Wenn Ihnen diese Punkte wichtig sind, sollten Sie den Kauf einer Federkernmatratze in Betracht ziehen:

 

  • - sehr gute Stützeigenschaften
  • - bestmögliche Belüftung
  • - Langlebigkeit
  • - universell auf jedem Lattenrost zu verwenden
  • - gute Körperanpassung
  • - verschleißarm, robust

 

Abdeckung (Feinpolstermaterial zwischen Federkern und Bezug):

 

Die Abdeckung des Federkerns soll nicht nur verhindern, dass die Federn zu spüren sind, sondern verteilt auch den Gewichtsdruck auf die Federn. Man spricht hier von Flächenelastizität.

 

Schafschurwolle
vom lebendigen Schaf geschoren und zum ersten Mal verarbeitet, gut isolierend, wärmespeichernd, hohe Feuchtigkeitsaufnahme.
Das Qualitätssiegel IWS garantiert Ihnen 400 Gramm reine Schafschurwolle bester Qualität pro m².

 

Schafwolle
ist die Bezeichnung für Wollmaterial vom toten Schaf oder von wiederaufbereiteten Materialien.

 

Baumwolle
Die Fasern wachsen als weiße Faserbällchen.
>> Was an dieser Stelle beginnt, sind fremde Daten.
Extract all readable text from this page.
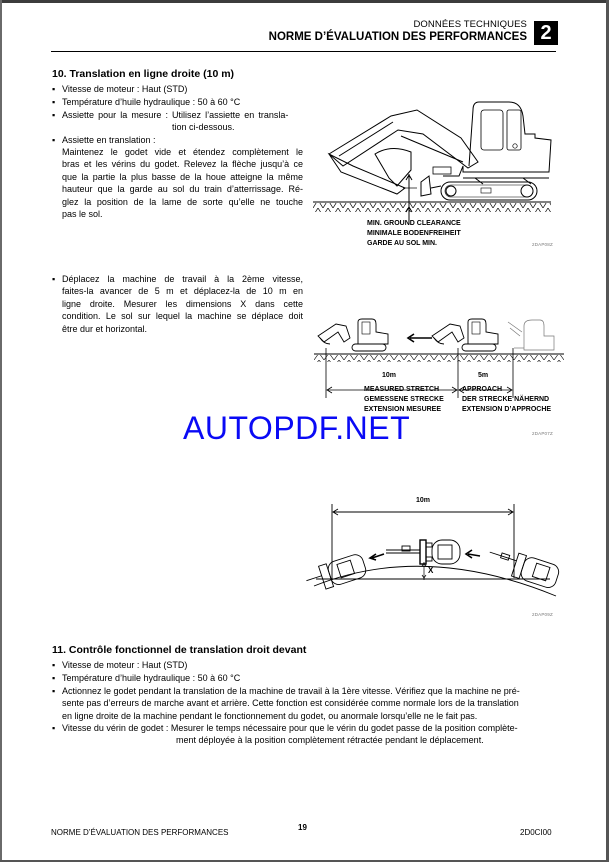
DONNÉES TECHNIQUES
NORME D’ÉVALUATION DES PERFORMANCES 2
10. Translation en ligne droite (10 m)
▪ Vitesse de moteur : Haut (STD)
▪ Température d’huile hydraulique : 50 à 60 °C
▪ Assiette pour la mesure : Utilisez l’assiette en transla-
tion ci-dessous.
▪ Assiette en translation :
Maintenez le godet vide et étendez complètement le
bras et les vérins du godet. Relevez la flèche jusqu’à ce
que la partie la plus basse de la houe atteigne la même
hauteur que la garde au sol du train d’atterrissage. Ré-
glez la position de la lame de sorte qu’elle ne touche
pas le sol.
▪ Déplacez la machine de travail à la 2ème vitesse,
faites-la avancer de 5 m et déplacez-la de 10 m en
ligne droite. Mesurer les dimensions X dans cette
condition. Le sol sur lequel la machine se déplace doit
être dur et horizontal.
MIN. GROUND CLEARANCE
MINIMALE BODENFREIHEIT
GARDE AU SOL MIN.	2DAP08Z
10m	5m
MEASURED STRETCH
GEMESSENE STRECKE
EXTENSION MESUREE
APPROACH
DER STRECKE NÄHERND
EXTENSION D’APPROCHE
2DAP07Z
AUTOPDF.NET
10m
X
2DAP09Z
11. Contrôle fonctionnel de translation droit devant
▪ Vitesse de moteur : Haut (STD)
▪ Température d’huile hydraulique : 50 à 60 °C
▪ Actionnez le godet pendant la translation de la machine de travail à la 1ère vitesse. Vérifiez que la machine ne pré-
sente pas d’erreurs de marche avant et arrière. Cette fonction est considérée comme normale lors de la translation
en ligne droite de la machine pendant le fonctionnement du godet, ou anormale lorsqu’elle ne le fait pas.
▪ Vitesse du vérin de godet : Mesurer le temps nécessaire pour que le vérin du godet passe de la position complète-
ment déployée à la position complètement rétractée pendant le déplacement.
NORME D’ÉVALUATION DES PERFORMANCES
19
2D0CI00
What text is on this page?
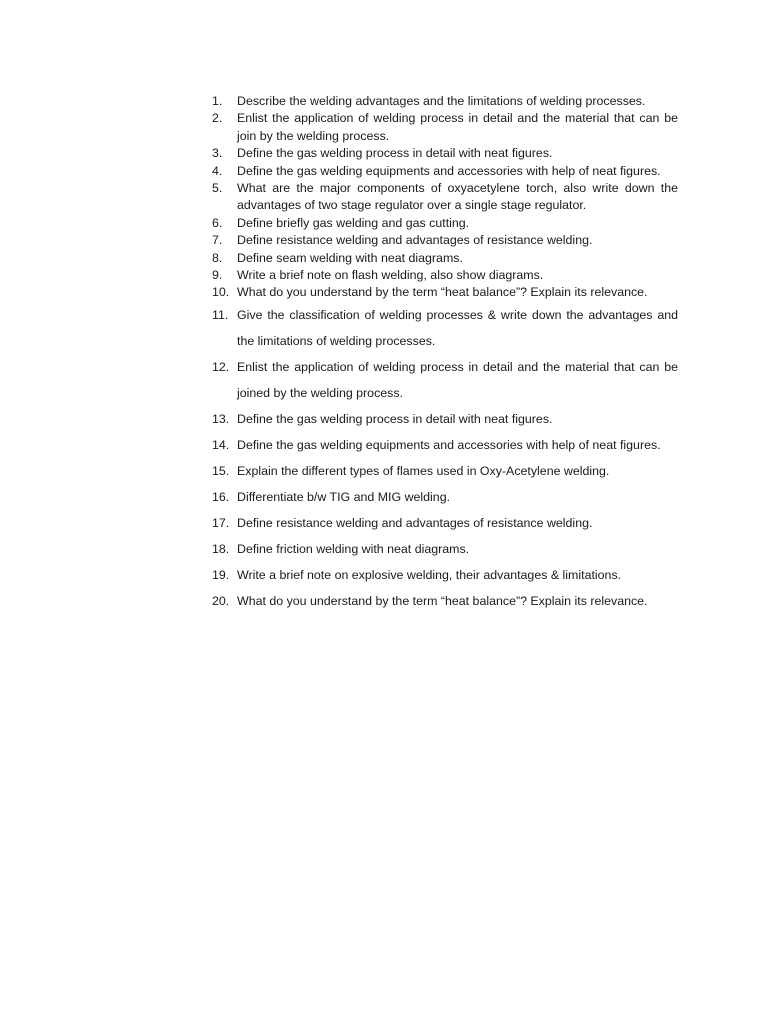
1.	Describe the welding advantages and the limitations of welding processes.
2.	Enlist the application of welding process in detail and the material that can be join by the welding process.
3.	Define the gas welding process in detail with neat figures.
4.	Define the gas welding equipments and accessories with help of neat figures.
5.	What are the major components of oxyacetylene torch, also write down the advantages of two stage regulator over a single stage regulator.
6.	Define briefly gas welding and gas cutting.
7.	Define resistance welding and advantages of resistance welding.
8.	Define seam welding with neat diagrams.
9.	Write a brief note on flash welding, also show diagrams.
10. What do you understand by the term “heat balance”? Explain its relevance.
11. Give the classification of welding processes & write down the advantages and the limitations of welding processes.
12. Enlist the application of welding process in detail and the material that can be joined by the welding process.
13. Define the gas welding process in detail with neat figures.
14. Define the gas welding equipments and accessories with help of neat figures.
15. Explain the different types of flames used in Oxy-Acetylene welding.
16. Differentiate b/w TIG and MIG welding.
17. Define resistance welding and advantages of resistance welding.
18. Define friction welding with neat diagrams.
19. Write a brief note on explosive welding, their advantages & limitations.
20. What do you understand by the term “heat balance”? Explain its relevance.
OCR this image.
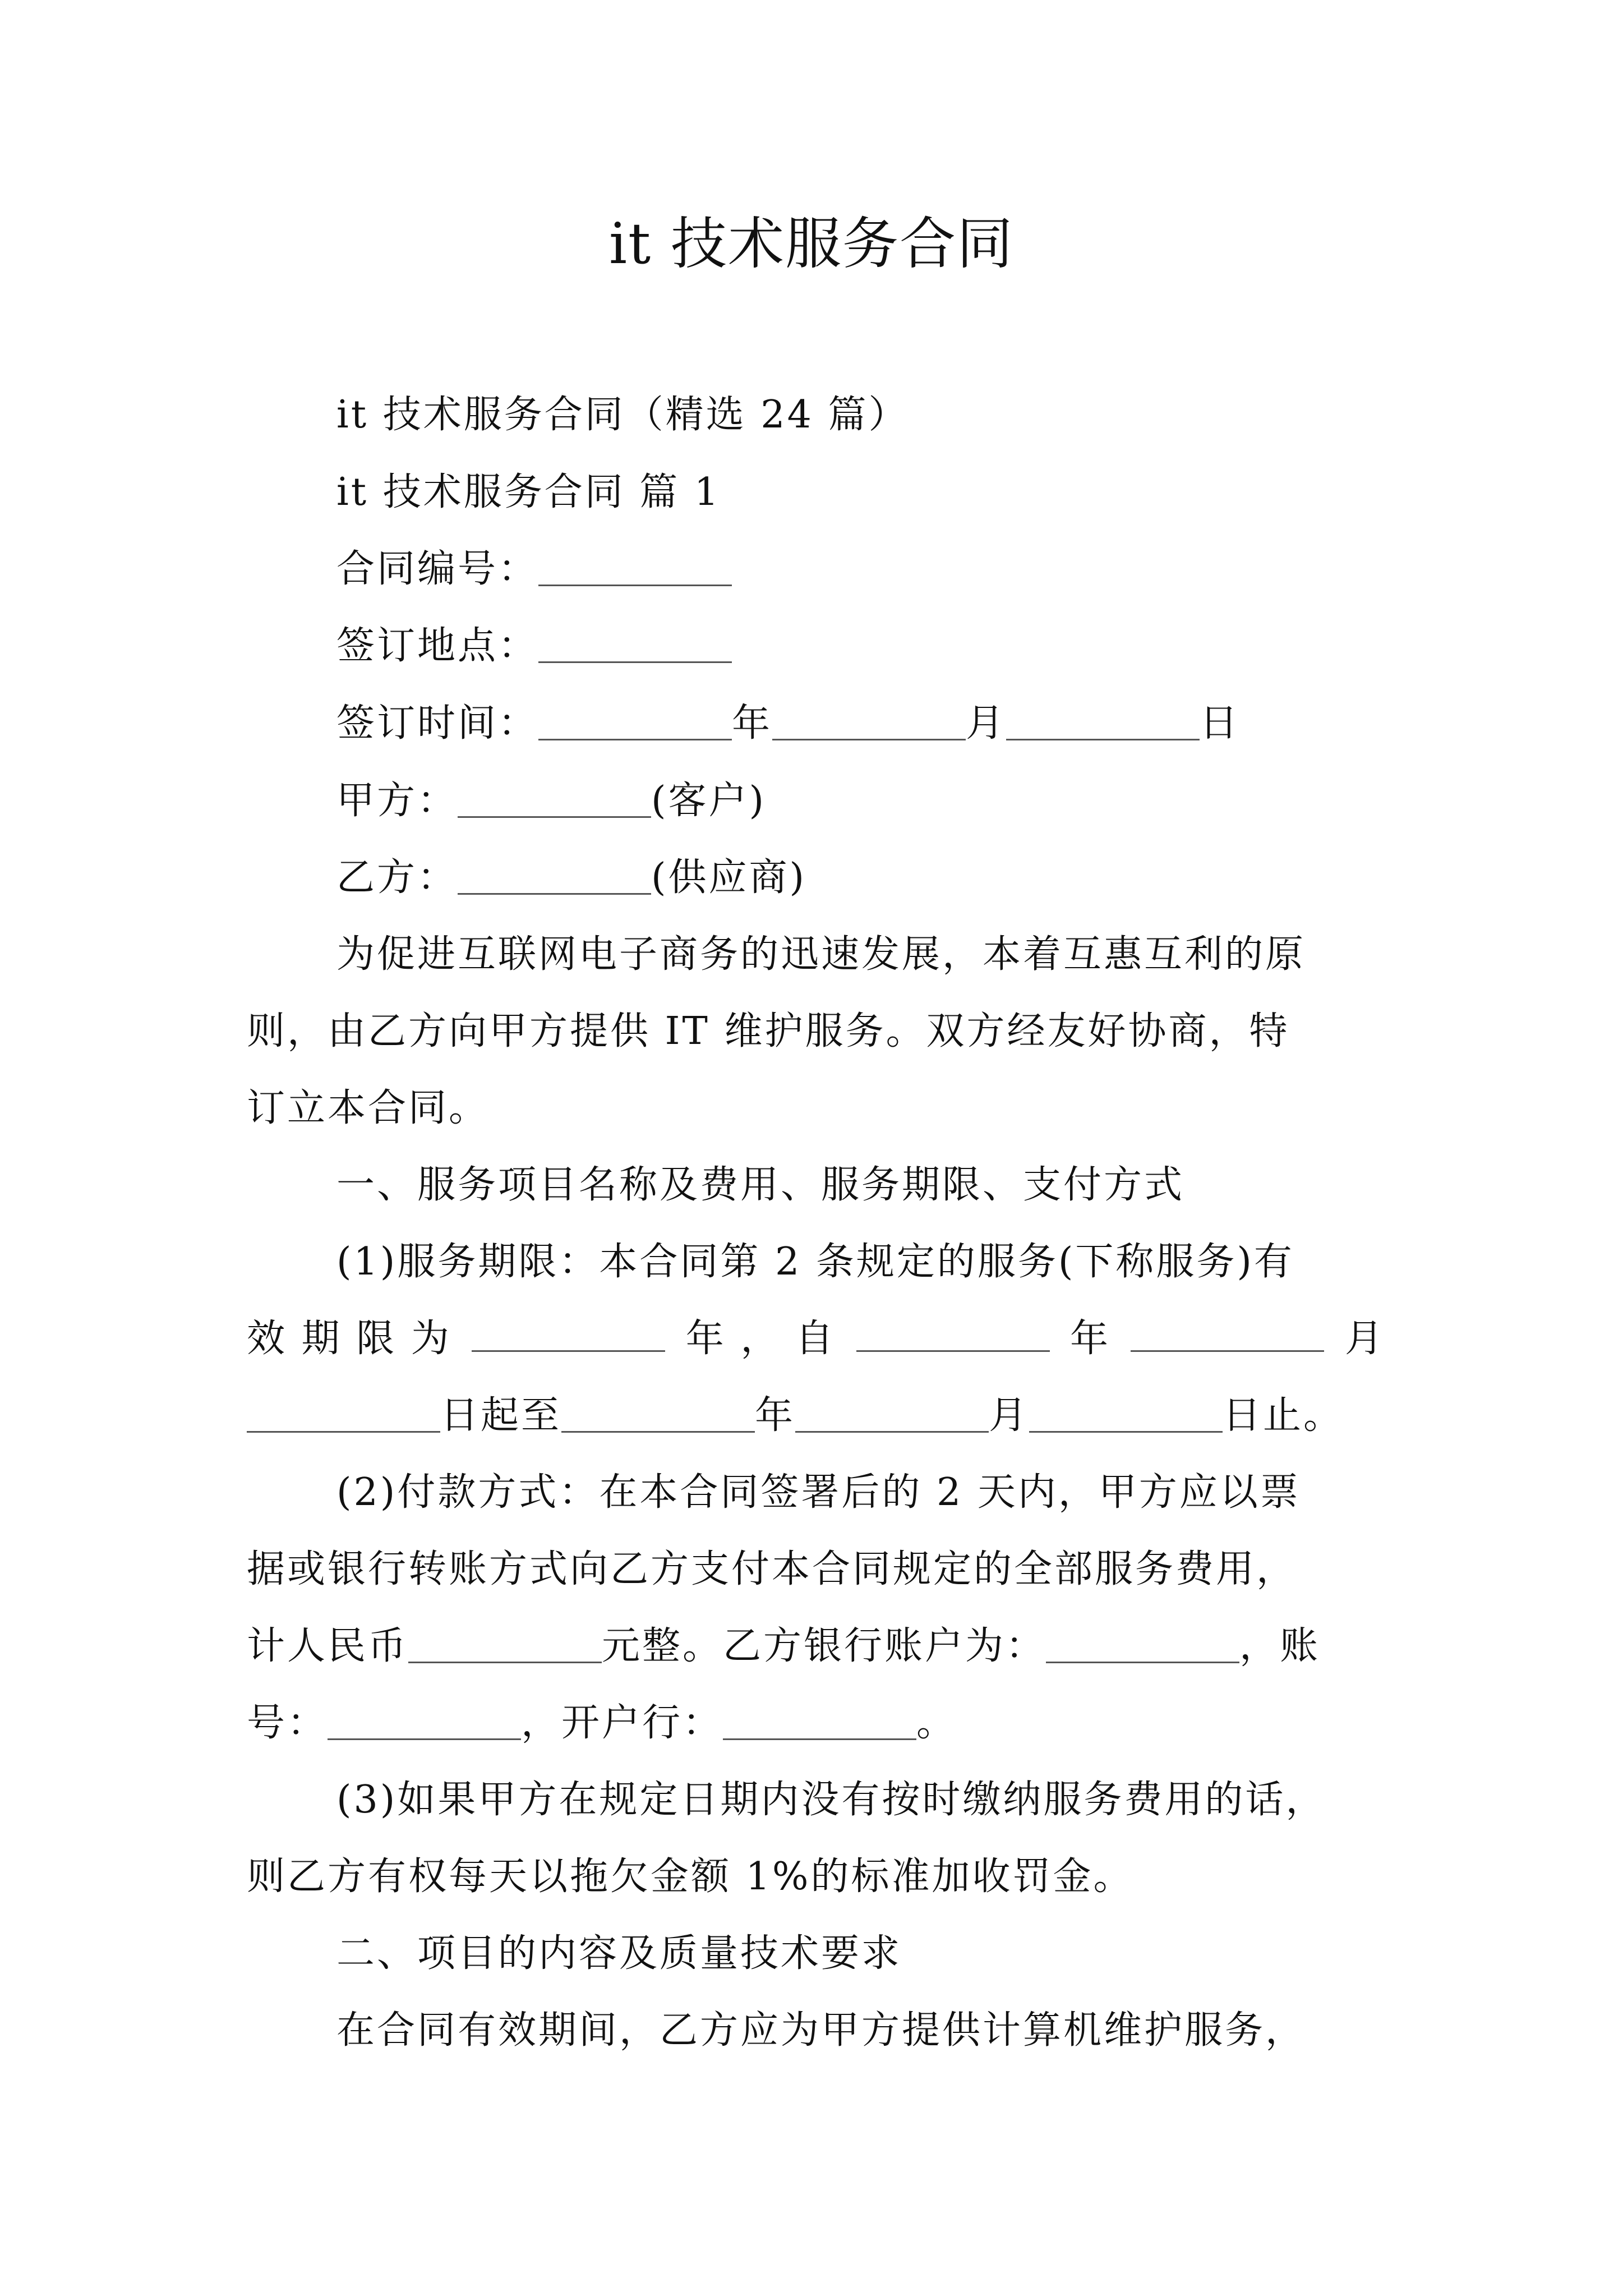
it 技术服务合同
it 技术服务合同（精选 24 篇）
it 技术服务合同 篇 1
合同编号：
签订地点：
签订时间：	年	月	日
甲方：	(客户)
乙方：	(供应商)
为促进互联网电子商务的迅速发展，本着互惠互利的原
则，由乙方向甲方提供 IT 维护服务。双方经友好协商，特
订立本合同。
一、服务项目名称及费用、服务期限、支付方式
(1)服务期限：本合同第 2 条规定的服务(下称服务)有
效 期 限 为	年 ， 自	年	月
日起至	年	月	日止。
(2)付款方式：在本合同签署后的 2 天内，甲方应以票
据或银行转账方式向乙方支付本合同规定的全部服务费用，
计人民币	元整。乙方银行账户为：	，账
号：	，开户行：	。
(3)如果甲方在规定日期内没有按时缴纳服务费用的话，
则乙方有权每天以拖欠金额 1%的标准加收罚金。
二、项目的内容及质量技术要求
在合同有效期间，乙方应为甲方提供计算机维护服务，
Wegen seiner Hohlfaser mit Kapillarwirkung wirkt Baumwolle Feuchtigkeitsabweisend und robust.
Baumwolle ist luftdurchlässig, reiß - und scheuerfest und Hautsympathisch.

 

Rosshaar
wird nur aus Schweif und Mähne gewonnen. Dieses Material wird wegen seiner kühlenden Wirkung geschätzt.

 

Eine Federkernmatratze ist grundsätzlich erst einmal eine härtere Matratze, und sie gilt als eher flächenelastisch. Bei Belastung gibt sie also nicht punktgenau
dort nach, wo der Druck auf das Material lastet, sondern eher in der Fläche.